The Florida Senate has voted against requiring people with houses worth $300,000 or more in much of the state to buy hurricane shutters the next time they make any major home improvement.
Critics said too many people simply can’t afford installing shutters that cost at least a few thousand dollars and as much as $40,000.
But backers of the proposal said if Florida doesn’t start forcing people to make their homes stronger, a big hurricane season could wipe out the state’s budget and hit every homeowner with big assessments.
Senators who voted against the shutter requirement also stripped from the bill another section aimed at increasing the number of houses having them.
That part of the bill would have required anyone in certain high-risk parts of the state with a $300,000 or better insurance policy from state-backed Citizens Property Insurance, the largest home insurer in Florida, to get shutters to keep their policy.
The effort to strip the two shutter requirements from a broad bill (SB 1864) on hardening homes was led by two Tampa Bay-area Republicans, Sen. Mike Fasano of New Port Richey and Sen. Ronda Storms of Tampa.
Florida’s residents should be enticed, rather than required, to put hurricane protections on their houses, they said.
“This bill takes a mallet and smacks them over the head if they don’t do it,” Storms said. “It may cost you everything that you have to add shutters.”
But Sen. Bill Posey and others said if Florida doesn’t do more to make residents upgrade their homes, they won’t.
With a big hurricane, Citizens won’t have enough to pay claims, said Posey, R-Rockledge, and that will mean huge assessments for every insurance policy holder.

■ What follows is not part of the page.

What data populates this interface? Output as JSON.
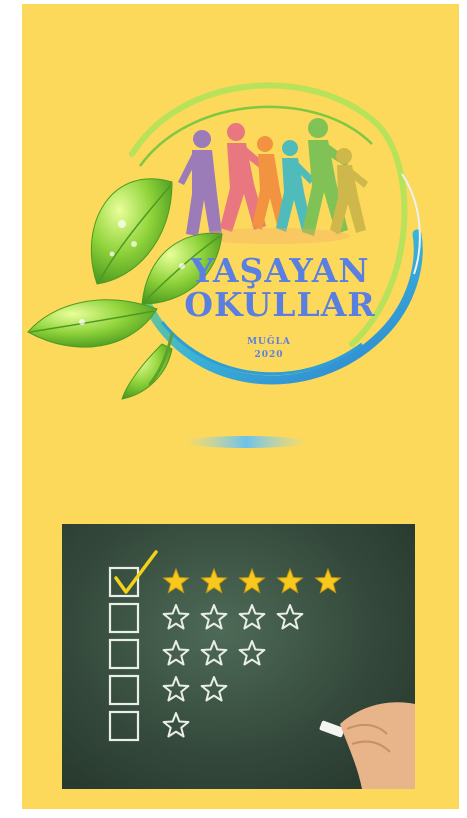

“It’s a serious, serious dilemma this state faces,” Posey said. “Some of this may seem like its very, very aggressive. That’s because it is very, very aggressive. If it happens and we’re not ready it’s not because I didn’t try to get us ready.”
Posey said legislation passed in January is starting to be reflected in new rate filings that will require bigger discounts on insurance for buying shutters to defray some of the cost. Ultimately, the solution to high insurance rates is less damage, he said.
“The answer to this thing is hardening properties up front, biting the bullet, taking the bad medicine. Nobody enjoys this,” Posey said.
The part of the bill that would have forced many Citizens Property customers to get shutters was stripped on a 21-12 vote. The section dealing with anyone making an upgrade was removed with a 22-12 vote.
While those proposals were rejected this week, it’s possible they could still be approved — a requirement for buying shutters when a home improvement is made is included in another bill (SB 2836) the Senate already passed. Some senators who opposed it said Monday they hadn’t realized the same language was in that bill passed last week. That bill is still available for a House vote, although Storms and Fasano said they’d work with House members to try to remove the shutter language there.
Posey said it didn’t make sense that senators voted it down this week after approving it last week.
“They don’t read the stuff, they’re too busy writing speeches,” said Posey. “They seem adamant that we do everything possible to keep this state unguarded.”